Tutti questi temi, come anche quello dell’ultraviolenza talmente parossistica da diventare comica, balzano subito all’occhio guardando RoboCop. Ci sono però altri dettagli, nella rappresentazione del futuro realizzata da Verhoeven, che oggi colpiscono in modo particolare, perché all’apparenza secondari, o troppo profetici persino per il loro autore. RoboCop è, per esempio, l’inizio della decostruzione della figura dell’eroe action reaganiano, e in generale dell’eroe inequivocabilmente buono, che da questa sua purezza ottiene l’autorizzazione a compiere stragi enormi e senza senso. Rambo e John Matrix erano indiscutibilmente i buoni, ma erano anche dei pluriomicidi, per quanto spinti dalle contingenze. RoboCop è programmato per il massacro e (in teoria) per non farsi domande, ed è comunque considerato un eroe dalla popolazione di Detroit: non solo è giusto che faccia così, è proprio inevitabile.

Le profezie sulla tecnologia

Come spesso capita con i film di Verhoeven, però, le profezie più azzeccate si trovano andando a frugare nel nostro rapporto con la tecnologia. C’è una cosa in particolare che colpisce di RoboCop in questo senso: i brevi telegiornali che spuntano qua e là e servono all’inizio per dare una cornice al film, e più avanti per spiegare cose che il film non ha tempo di mostrare.
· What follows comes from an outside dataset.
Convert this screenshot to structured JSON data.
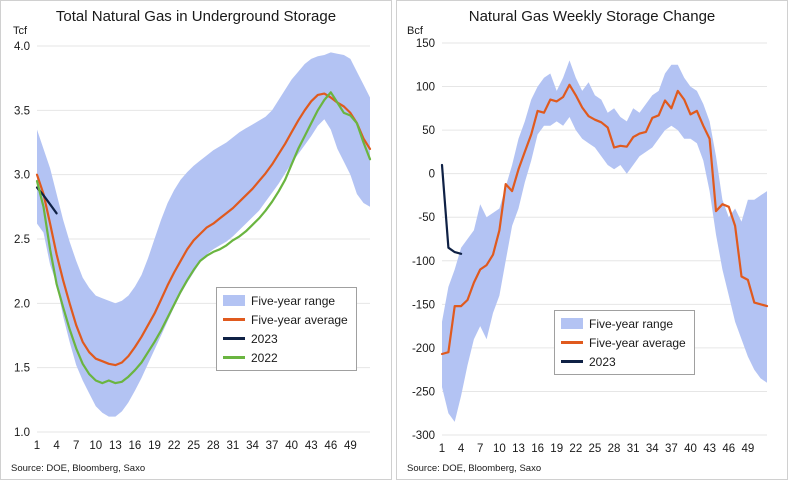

Colpisce perché la promessa del programma è “vi portiamo il mondo in tre minuti”, e di fatti il primo TG che vediamo dura esattamente tre minuti, fatti di servizi brevissimi, quasi privi di vero contenuto, talmente didascalici che sembrano scritti da un’AI e talmente superficiali che sembrano più roba da social che da televisione lineare.

È un dettaglio, che si riflette però su tutto il generale worldbuilding del film, che ci mostra una Detroit fatta di gente che ha sempre fretta, che ha la soglia di attenzione all’altezza delle caviglie, e che è pronta a trasformare un normale (per quanto robotico e alto due metri e passa) servitore dell’ordine pubblico in una instant celebrity. Verhoeven ha sempre visto l’America come una sorta di incomprensibile girandola di suggestioni e colori, un intero Paese sotto cocaina e costantemente bombardato da stimoli visivi, auditivi, olfattivi, tattili, spirituali, materiali – un posto che è sempre troppo. Oggi quella sensazione si è espansa circa a tutto il mondo, non esistono più i silenzi o le pause e un video di tre minuti su YouTube ci sembra durare un’eternità. Paul Verhoeven ce l’aveva detto quasi quarant’anni fa, che sarebbe finita così, ma noi eravamo troppo impegnati ad ammirare i corpi umani sbrindellati a mitragliate per accorgercene.